Ho trovato particolarmente interessante l’articolo per la quantità di spunti e di problemi di cui parla: della fuga di cervelli, causata dal fatto che in Italia si dà poco spazio ai giovani al contrario dell’oltreoceano, del gap dei fondi di ricerca e di pianificazione rispetto agli altri paesi, ma soprattutto, ciò che vorrei approfondire, riguardo i problemi dell’essere una donna scienziata.

Sono stato colpito dall’impegno di Sandra Savaglio nel tornare in Calabria nonostante le sfide che affronta nel sistema scientifico italiano. Per quanto ci fossero maggiori risorse economiche, e come detto nell’intervista, dell’estero le manca il fatto che la persona viene prima di tutto, ha deciso di accettare di tornare in Calabria perché secondo lei “cambiare si può”, con tutto il desiderio di migliorare il compartimento di fisica in quanto scienziata.

In un’altra intervista le chiedevano cosa significasse per lei fare ricerca e come fosse farlo in quanto donna, alché rispose: “Fare ricerca per me è entrare in una stanza buia, senza sapere che cosa c’è dentro, e cercare di capirlo. La stanza, se sei una donna, è più buia, l’interruttore è ancora più difficile da raggiungere o messo apposta più in alto. I dati sulle differenze di genere nella ricerca scientifica parlano chiaro, anche se rispetto al passato ci sono stati dei grandi progressi. Ma non bisogna fermarsi ora. Solo poche settimane fa ho ricevuto l’invito ad assistere, tra il pubblico, a un workshop per la celebrazione di un famoso cosmologo italiano. Su trenta speaker, indovini quante donne c’erano? Neanche una. È stato così strano.

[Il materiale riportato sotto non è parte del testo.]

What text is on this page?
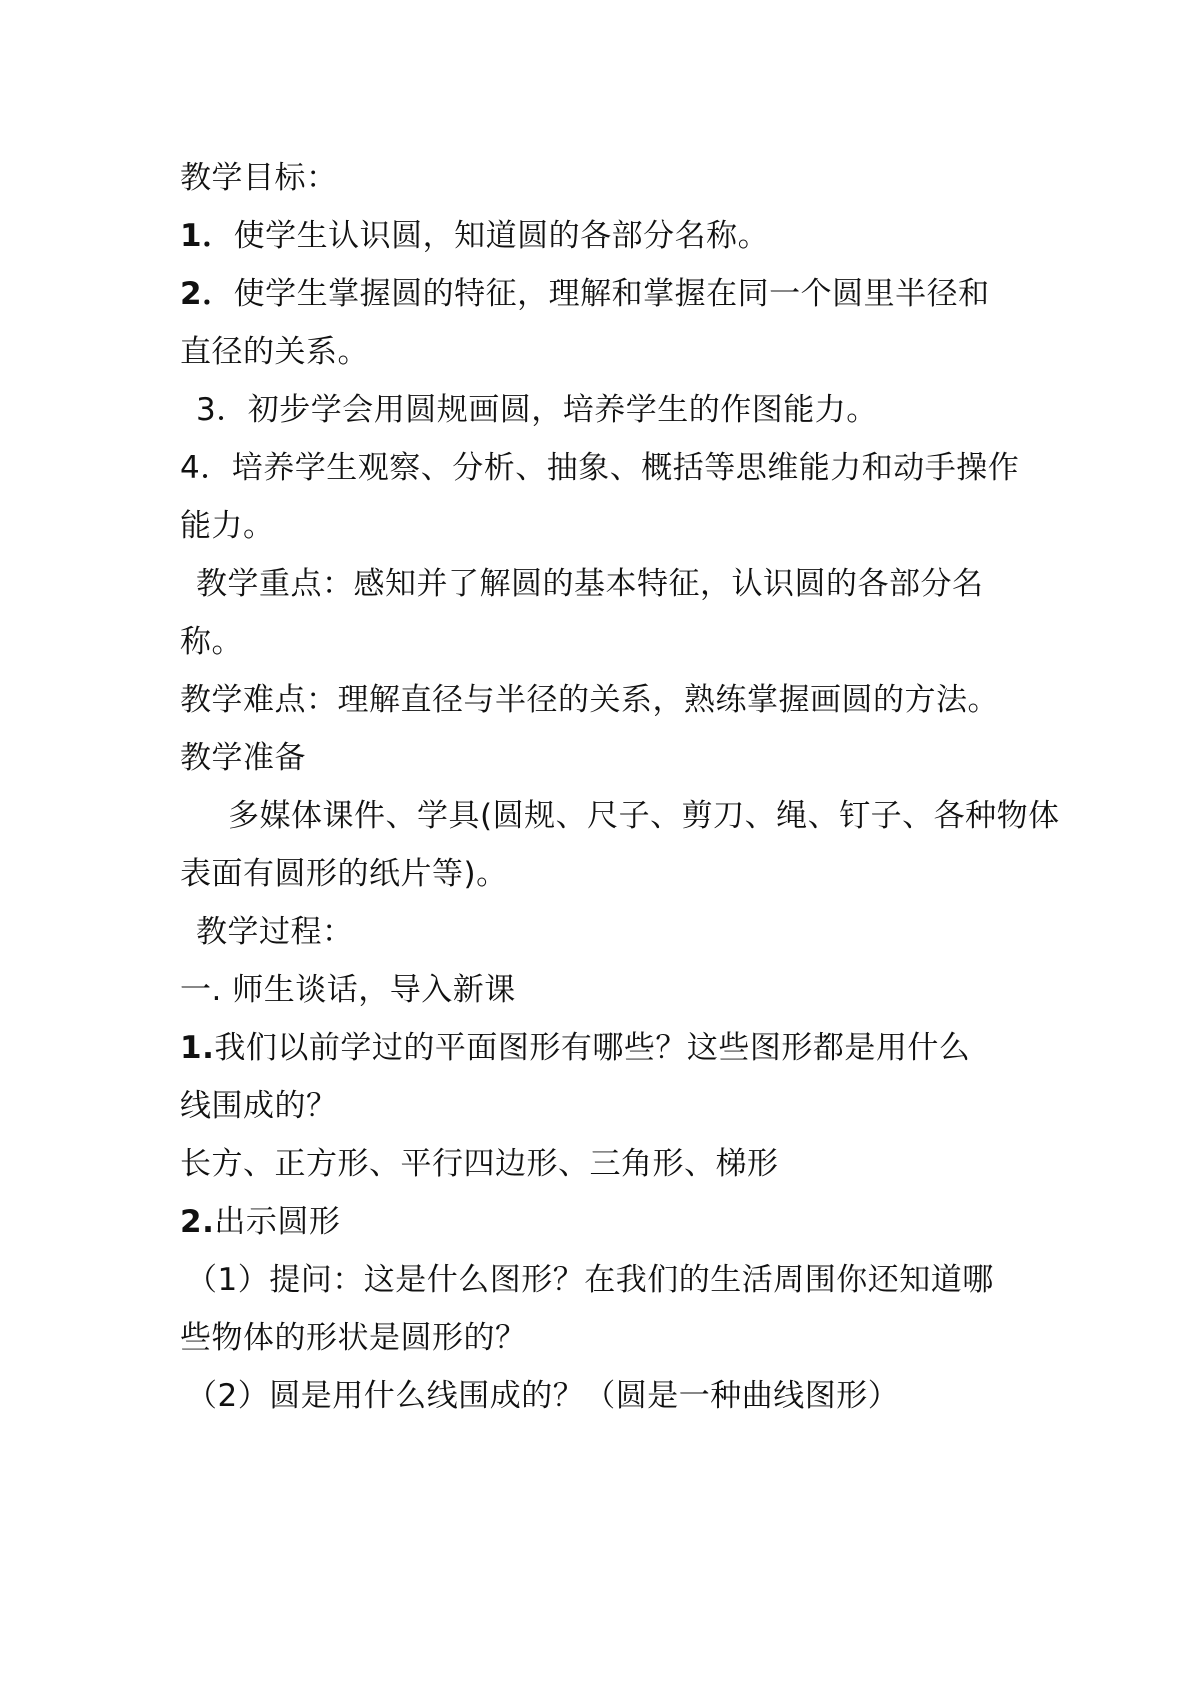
教学目标：
1．使学生认识圆，知道圆的各部分名称。
2．使学生掌握圆的特征，理解和掌握在同一个圆里半径和
直径的关系。
3．初步学会用圆规画圆，培养学生的作图能力。
4．培养学生观察、分析、抽象、概括等思维能力和动手操作
能力。
教学重点：感知并了解圆的基本特征，认识圆的各部分名
称。
教学难点：理解直径与半径的关系，熟练掌握画圆的方法。
教学准备
多媒体课件、学具(圆规、尺子、剪刀、绳、钉子、各种物体
表面有圆形的纸片等)。
教学过程：
一. 师生谈话，导入新课
1.我们以前学过的平面图形有哪些？这些图形都是用什么
线围成的？
长方、正方形、平行四边形、三角形、梯形
2.出示圆形
（1）提问：这是什么图形？在我们的生活周围你还知道哪
些物体的形状是圆形的？
（2）圆是用什么线围成的？（圆是一种曲线图形）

Ma di episodi di discriminazione, anche peggiori, ne potrei raccontare moltissimi. Io sono stata fortunata a poter raccogliere i frutti del mio lavoro, ma è stata dura e non ho dubbi che se fossi stata un uomo sarebbe stato più facile“.

Non sono rimasto per niente stupito dal fatto che pensasse queste cose, d’altronde, fino a non molto tempo fa per una donna era addirittura strano andare all’università, e se per caso avesse deciso di andarci, lettere era l’unica facoltà contemplata, perché “avrebbe dato la migliore formazione per una donna”; così, molte ragazze che volevano intraprendere studi scientifici sono state costrette a tirarsi indietro, per decisione dei genitori o della società.

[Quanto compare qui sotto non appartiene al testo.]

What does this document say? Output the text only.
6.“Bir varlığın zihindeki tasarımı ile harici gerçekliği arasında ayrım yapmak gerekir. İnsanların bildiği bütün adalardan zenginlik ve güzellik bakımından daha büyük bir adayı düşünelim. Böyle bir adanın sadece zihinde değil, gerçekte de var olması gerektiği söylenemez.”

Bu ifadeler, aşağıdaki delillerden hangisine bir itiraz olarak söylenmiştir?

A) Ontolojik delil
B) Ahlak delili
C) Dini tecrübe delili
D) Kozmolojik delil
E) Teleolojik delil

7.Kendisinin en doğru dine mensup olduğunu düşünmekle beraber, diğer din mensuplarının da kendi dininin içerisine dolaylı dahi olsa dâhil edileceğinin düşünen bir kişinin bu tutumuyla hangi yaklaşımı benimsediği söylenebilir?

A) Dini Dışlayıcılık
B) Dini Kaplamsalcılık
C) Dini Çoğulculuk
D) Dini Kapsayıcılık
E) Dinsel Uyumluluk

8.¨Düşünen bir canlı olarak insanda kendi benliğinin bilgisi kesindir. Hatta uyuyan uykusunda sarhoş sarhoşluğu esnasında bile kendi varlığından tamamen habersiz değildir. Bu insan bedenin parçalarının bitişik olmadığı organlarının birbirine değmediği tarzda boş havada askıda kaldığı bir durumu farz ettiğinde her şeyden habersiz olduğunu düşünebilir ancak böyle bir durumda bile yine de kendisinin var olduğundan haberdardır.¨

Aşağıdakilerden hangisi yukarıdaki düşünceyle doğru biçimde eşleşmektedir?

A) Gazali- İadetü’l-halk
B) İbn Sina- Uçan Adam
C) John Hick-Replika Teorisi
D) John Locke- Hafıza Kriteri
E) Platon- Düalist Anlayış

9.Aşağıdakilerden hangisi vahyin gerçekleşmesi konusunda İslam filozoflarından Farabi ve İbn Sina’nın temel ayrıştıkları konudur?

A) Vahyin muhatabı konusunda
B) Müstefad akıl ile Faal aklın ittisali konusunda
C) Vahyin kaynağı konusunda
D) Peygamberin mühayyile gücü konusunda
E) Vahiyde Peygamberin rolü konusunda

Sebbene le cose siano cambiate in meglio rispetto al secolo scorso, le discriminazioni delle donne nell’ambito scientifico sono un problema diffuso e ampiamente riconosciuto. Hanno poca rappresentanza, mancanza di modelli di riferimento femminili; non hanno le stesse opportunità dei loro colleghi maschi per quanto riguarda finanziamenti; possono andare incontro a mancanza di supporto per la maternità, riconoscimento limitato per i loro contributi scientifici, stereotipi di genere e pregiudizi che possono influire sul modo in cui vengono valutate, percepite e trattate nei contesti scientifici, e disparità di retribuzione.

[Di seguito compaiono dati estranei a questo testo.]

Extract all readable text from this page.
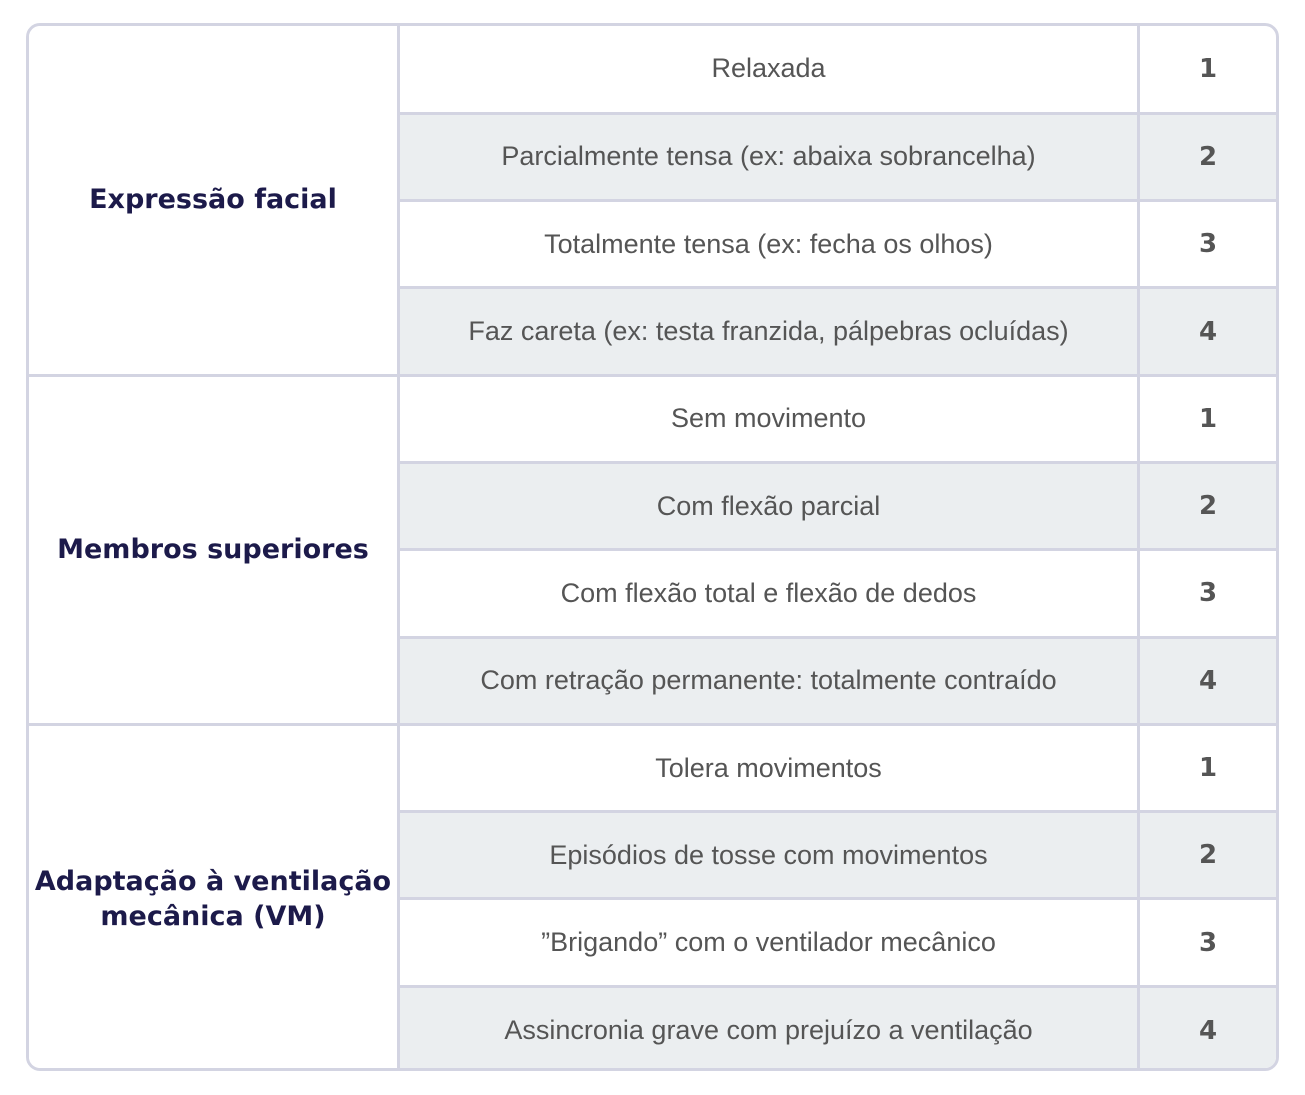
Expressão facial	Relaxada	1
	Parcialmente tensa (ex: abaixa sobrancelha)	2
	Totalmente tensa (ex: fecha os olhos)	3
	Faz careta (ex: testa franzida, pálpebras ocluídas)	4
Membros superiores	Sem movimento	1
	Com flexão parcial	2
	Com flexão total e flexão de dedos	3
	Com retração permanente: totalmente contraído	4
Adaptação à ventilação mecânica (VM)	Tolera movimentos	1
	Episódios de tosse com movimentos	2
	”Brigando” com o ventilador mecânico	3
	Assincronia grave com prejuízo a ventilação	4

Io credo che queste forme di discriminazione siano tra i primi ostacoli verso il progresso e che per quanto alcuni possano sminuirne la gravità, sono problemi di reale importanza. Nonostante certi diritti vengano sanciti dalla nostra costituzione, come ad esempio nell’articolo 3, che sottolinea il principio dell’uguaglianza e della parità di dignità sociale per tutti i cittadini, senza distinzioni di sesso o altre caratteristiche personali, impegnandosi a rimuovere gli ostacoli economici e sociali che separano gli individui; non siamo per niente arrivati ad un punto soddisfacente, e sarebbe davvero tutto più semplice se venisse applicato ciò che è in realtà sancito dalla nostra costituzione.